CoP has already received grant commitments of nearly $6 million to support its new mission and growth from private philanthropies, including the William and Flora Hewlett Foundation ($3 million), Ford Foundation ($2 million), Charles Stewart Mott Foundation ($500,000), Walton Family Foundation ($200,000), John D. and Catherine T. MacArthur Foundation ($100,000), Conrad N. Hilton Foundation ($75,000), and The Heinz Endowments ($50,000).

CoP will maintain a strict separation between its fundraising and its journalism to ensure integrity and objectivity for all news and analysis. It will continue to be transparent about the funding it receives.

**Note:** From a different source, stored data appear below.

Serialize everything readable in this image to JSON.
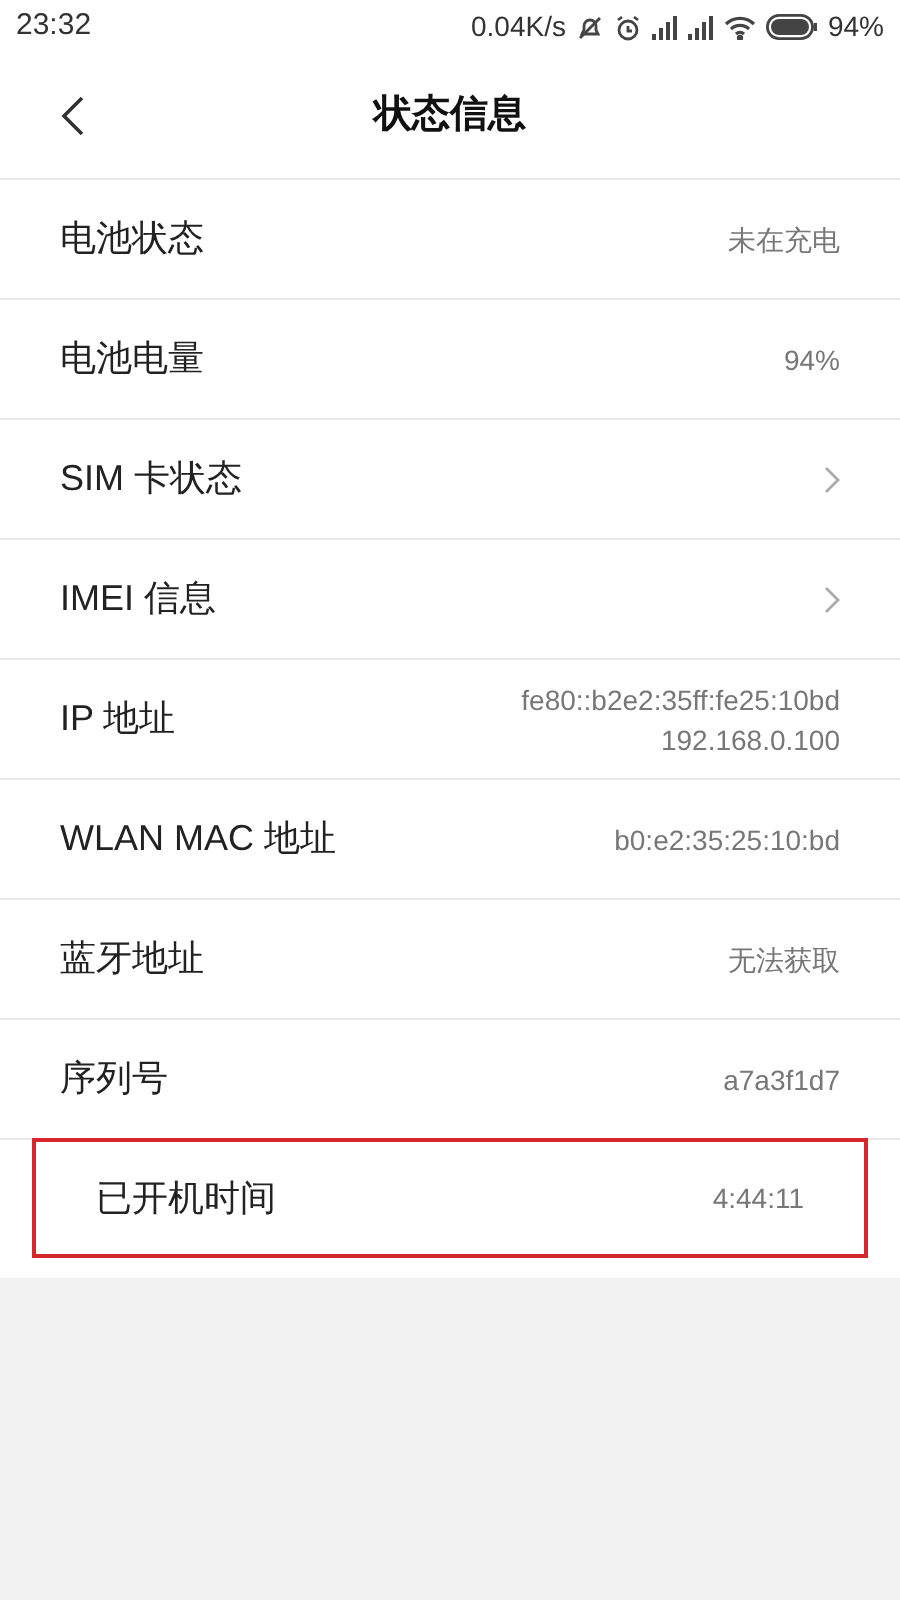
{
  "status_bar": {
    "time": "23:32",
    "speed": "0.04K/s",
    "battery": "94%"
  },
  "header": {
    "title": "状态信息"
  },
  "rows": [
    {
      "kind": "value",
      "label": "电池状态",
      "values": [
        "未在充电"
      ],
      "highlighted": false
    },
    {
      "kind": "value",
      "label": "电池电量",
      "values": [
        "94%"
      ],
      "highlighted": false
    },
    {
      "kind": "link",
      "label": "SIM 卡状态",
      "highlighted": false
    },
    {
      "kind": "link",
      "label": "IMEI 信息",
      "highlighted": false
    },
    {
      "kind": "value",
      "label": "IP 地址",
      "values": [
        "fe80::b2e2:35ff:fe25:10bd",
        "192.168.0.100"
      ],
      "highlighted": false
    },
    {
      "kind": "value",
      "label": "WLAN MAC 地址",
      "values": [
        "b0:e2:35:25:10:bd"
      ],
      "highlighted": false
    },
    {
      "kind": "value",
      "label": "蓝牙地址",
      "values": [
        "无法获取"
      ],
      "highlighted": false
    },
    {
      "kind": "value",
      "label": "序列号",
      "values": [
        "a7a3f1d7"
      ],
      "highlighted": false
    },
    {
      "kind": "value",
      "label": "已开机时间",
      "values": [
        "4:44:11"
      ],
      "highlighted": true
    }
  ]
}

In consultation with experts in the field, CoP is expanding its existing gift-acceptance and ethics policies, in line with best practices in the field, to ensure total editorial independence and prevent conflicts of interest as it makes the transition from a for-profit business to a charitable organization. With the growth in nonprofit newsrooms over the past few years and the success of their journalism, it is more important than ever for CoP to play a leadership role in demonstrating transparency to readers around how coverage decisions are made.

The new nonprofit CoP, which awaits an official determination of 501(c)(3) status by the Internal Revenue Service, will be governed by an independent board of directors led by Trabian Shorters, CEO and founder of BMe Community. Shorters is a retired tech entrepreneur, former vice president of the John S. and James L. Knight Foundation, and a board member of the Solutions Journalism Network and DonorsChoose. Other founding board members include Ana Marie Argilagos, president and CEO, Hispanics in Philanthropy; Amanda Barrett, vice president and head of news audience, Associated Press; and Anna Nirmala, vice president of portfolio success, American Journalism Project. Also serving on the board are The Chronicle of Higher Education Inc.’s Chair of the Board of Directors Pamela Gwaltney and President and Editor in Chief Michael Riley.

“For our democracy to thrive, we need to spotlight the people of varied backgrounds, beliefs, and faiths who are solving problems, bridging divides, and advancing real change in their communities and across the nation,” said Shorters. “Yet today’s highly polarized media environment makes it increasingly difficult to find that productive content. That’s why it is so important and exciting that The Chronicle of Philanthropy is deeply committed to spotlighting the work of the social sector for the benefit of all.”